Picture your chances of selling your property at its current value, if a stone quarry or an asphalt plant moved onto the property next to yours (or anywhere near it) and set up business. Or consider what happens to property values if the highway near you suddenly blossoms with a row of strip joints, bars and porno shops. Unless your principal assets are other than your home site, you may be out of luck.

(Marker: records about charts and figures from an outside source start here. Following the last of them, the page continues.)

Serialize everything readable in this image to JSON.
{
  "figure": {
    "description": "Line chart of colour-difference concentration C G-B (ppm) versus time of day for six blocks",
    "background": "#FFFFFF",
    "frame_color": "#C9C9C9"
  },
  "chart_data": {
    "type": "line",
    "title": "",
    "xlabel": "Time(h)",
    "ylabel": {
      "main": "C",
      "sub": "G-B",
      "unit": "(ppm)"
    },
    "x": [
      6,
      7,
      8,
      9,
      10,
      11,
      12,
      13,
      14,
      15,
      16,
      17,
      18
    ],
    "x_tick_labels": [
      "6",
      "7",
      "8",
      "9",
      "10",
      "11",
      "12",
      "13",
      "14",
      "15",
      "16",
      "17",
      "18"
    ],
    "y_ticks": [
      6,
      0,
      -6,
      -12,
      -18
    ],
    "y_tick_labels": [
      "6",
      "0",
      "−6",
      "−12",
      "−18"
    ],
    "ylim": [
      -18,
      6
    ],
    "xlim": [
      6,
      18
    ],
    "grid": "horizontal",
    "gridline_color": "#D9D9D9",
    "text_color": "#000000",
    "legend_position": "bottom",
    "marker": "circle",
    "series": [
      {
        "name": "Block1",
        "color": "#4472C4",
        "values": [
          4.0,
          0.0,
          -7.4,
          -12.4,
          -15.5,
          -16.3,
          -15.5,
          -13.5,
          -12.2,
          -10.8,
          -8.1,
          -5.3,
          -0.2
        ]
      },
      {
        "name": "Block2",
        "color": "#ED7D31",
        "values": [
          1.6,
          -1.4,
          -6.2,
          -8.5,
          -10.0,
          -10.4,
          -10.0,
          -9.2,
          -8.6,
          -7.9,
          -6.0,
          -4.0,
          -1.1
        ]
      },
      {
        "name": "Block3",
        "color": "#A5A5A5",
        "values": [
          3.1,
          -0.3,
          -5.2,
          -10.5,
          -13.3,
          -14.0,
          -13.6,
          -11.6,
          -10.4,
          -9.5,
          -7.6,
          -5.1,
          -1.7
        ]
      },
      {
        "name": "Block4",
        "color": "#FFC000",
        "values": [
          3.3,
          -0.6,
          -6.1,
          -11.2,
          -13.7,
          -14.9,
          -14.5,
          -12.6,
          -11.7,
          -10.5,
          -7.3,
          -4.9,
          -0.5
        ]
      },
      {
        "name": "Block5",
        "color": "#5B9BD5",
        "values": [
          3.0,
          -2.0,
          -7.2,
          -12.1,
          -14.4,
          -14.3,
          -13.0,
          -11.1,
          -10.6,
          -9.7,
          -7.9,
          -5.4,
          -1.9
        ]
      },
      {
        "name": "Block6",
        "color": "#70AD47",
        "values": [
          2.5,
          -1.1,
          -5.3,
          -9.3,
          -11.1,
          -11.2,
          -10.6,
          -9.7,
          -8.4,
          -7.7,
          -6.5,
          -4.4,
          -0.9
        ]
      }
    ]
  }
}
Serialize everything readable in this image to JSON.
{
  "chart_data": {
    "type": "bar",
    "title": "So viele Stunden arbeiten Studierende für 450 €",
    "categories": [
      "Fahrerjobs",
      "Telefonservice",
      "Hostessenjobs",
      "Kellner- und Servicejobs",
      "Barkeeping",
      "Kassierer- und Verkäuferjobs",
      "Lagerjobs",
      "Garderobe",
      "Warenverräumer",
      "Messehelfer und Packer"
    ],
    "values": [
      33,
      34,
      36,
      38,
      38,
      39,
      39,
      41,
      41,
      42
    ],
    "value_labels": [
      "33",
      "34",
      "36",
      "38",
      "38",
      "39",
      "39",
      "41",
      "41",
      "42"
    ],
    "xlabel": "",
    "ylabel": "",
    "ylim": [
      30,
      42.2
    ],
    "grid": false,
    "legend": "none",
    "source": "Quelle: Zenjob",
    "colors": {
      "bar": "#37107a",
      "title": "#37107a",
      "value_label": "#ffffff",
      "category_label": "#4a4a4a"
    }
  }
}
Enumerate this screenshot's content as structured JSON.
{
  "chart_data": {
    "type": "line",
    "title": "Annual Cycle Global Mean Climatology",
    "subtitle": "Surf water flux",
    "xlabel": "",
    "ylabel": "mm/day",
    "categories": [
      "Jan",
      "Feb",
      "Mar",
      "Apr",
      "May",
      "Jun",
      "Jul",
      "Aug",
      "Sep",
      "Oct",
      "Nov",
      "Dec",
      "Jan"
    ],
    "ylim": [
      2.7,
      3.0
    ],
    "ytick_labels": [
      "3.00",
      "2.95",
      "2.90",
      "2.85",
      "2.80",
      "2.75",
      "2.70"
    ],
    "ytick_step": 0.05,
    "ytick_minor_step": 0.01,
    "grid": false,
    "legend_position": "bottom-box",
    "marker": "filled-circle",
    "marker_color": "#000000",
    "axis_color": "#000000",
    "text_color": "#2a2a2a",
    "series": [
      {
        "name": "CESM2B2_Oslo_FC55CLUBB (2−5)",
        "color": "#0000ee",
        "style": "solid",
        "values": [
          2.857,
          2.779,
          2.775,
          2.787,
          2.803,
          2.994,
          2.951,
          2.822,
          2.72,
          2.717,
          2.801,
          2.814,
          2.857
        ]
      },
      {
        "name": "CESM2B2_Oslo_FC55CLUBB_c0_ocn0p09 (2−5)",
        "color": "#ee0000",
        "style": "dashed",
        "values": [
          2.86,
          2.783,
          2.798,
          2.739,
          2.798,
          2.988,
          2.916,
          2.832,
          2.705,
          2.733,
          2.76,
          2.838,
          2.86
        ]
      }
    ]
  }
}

I don’t want that to happen to me, and I don’t want it to happen to you. So, let’s get together and make our stand by voting YES on the referendum on Nov. 2. Not to vote is the same as voting NO.

— Dorothy Phyllis Smith

Cut the fat and live

A trim figure makes the heart grow fonder. Now, the American Cancer Society has found that it makes the heart grow longer, too. A study of obesity and mortality among 1 million Americans — the largest ever — has shown that overweight people run a higher risk of premature death, particularly from heart disease or cancer. The study was sponsored by the American Cancer Association and published in [the current issue of the] New England Journal of Medicine.

Last year, the American Heart Association named obesity “a major risk factor” in heart disease, along with smoking, high cholesterol and lack of exercise. A 27-year study of 19,000 Harvard University alumni found that men in the slimmest 20 percent had a 60 percent lower risk of dying of heart disease, and a 40 percent lower risk of dying from all causes, than those in the heaviest 20 percent. The renowned “Framingham Heart Study” estimated a 1 to 3 percent increase in the risk of premature death for every pound over the ideal body weight. A U.S. Department of Agriculture study found that overweight children were twice as likely to suffer from heart disease in later years.

In fact, obesity has become a major U.S. public-health threat. More than half of all Americans are overweight, and 22 percent are severely obese. Beyond heart disease and cancer, obesity increases the risk of stroke, diabetes and high blood pressure. Together, these diseases account for two-thirds of all U.S. deaths.

The leading causes of obesity are the consumption of fat-laden meat and dairy products and inadequate exercise, particularly during our formative years. These early lifestyle flaws become deeply ingrained, lifelong habits. The only effective long-term solution to this national epidemic is to replace meat, dairy and other fatty foods with wholesome grains, legumes, vegetables and fruits, particularly in the childhood years.

Thanks to the painstaking work of leading health-research institutions, we now have the secret of a long, healthy life. All we need is the will.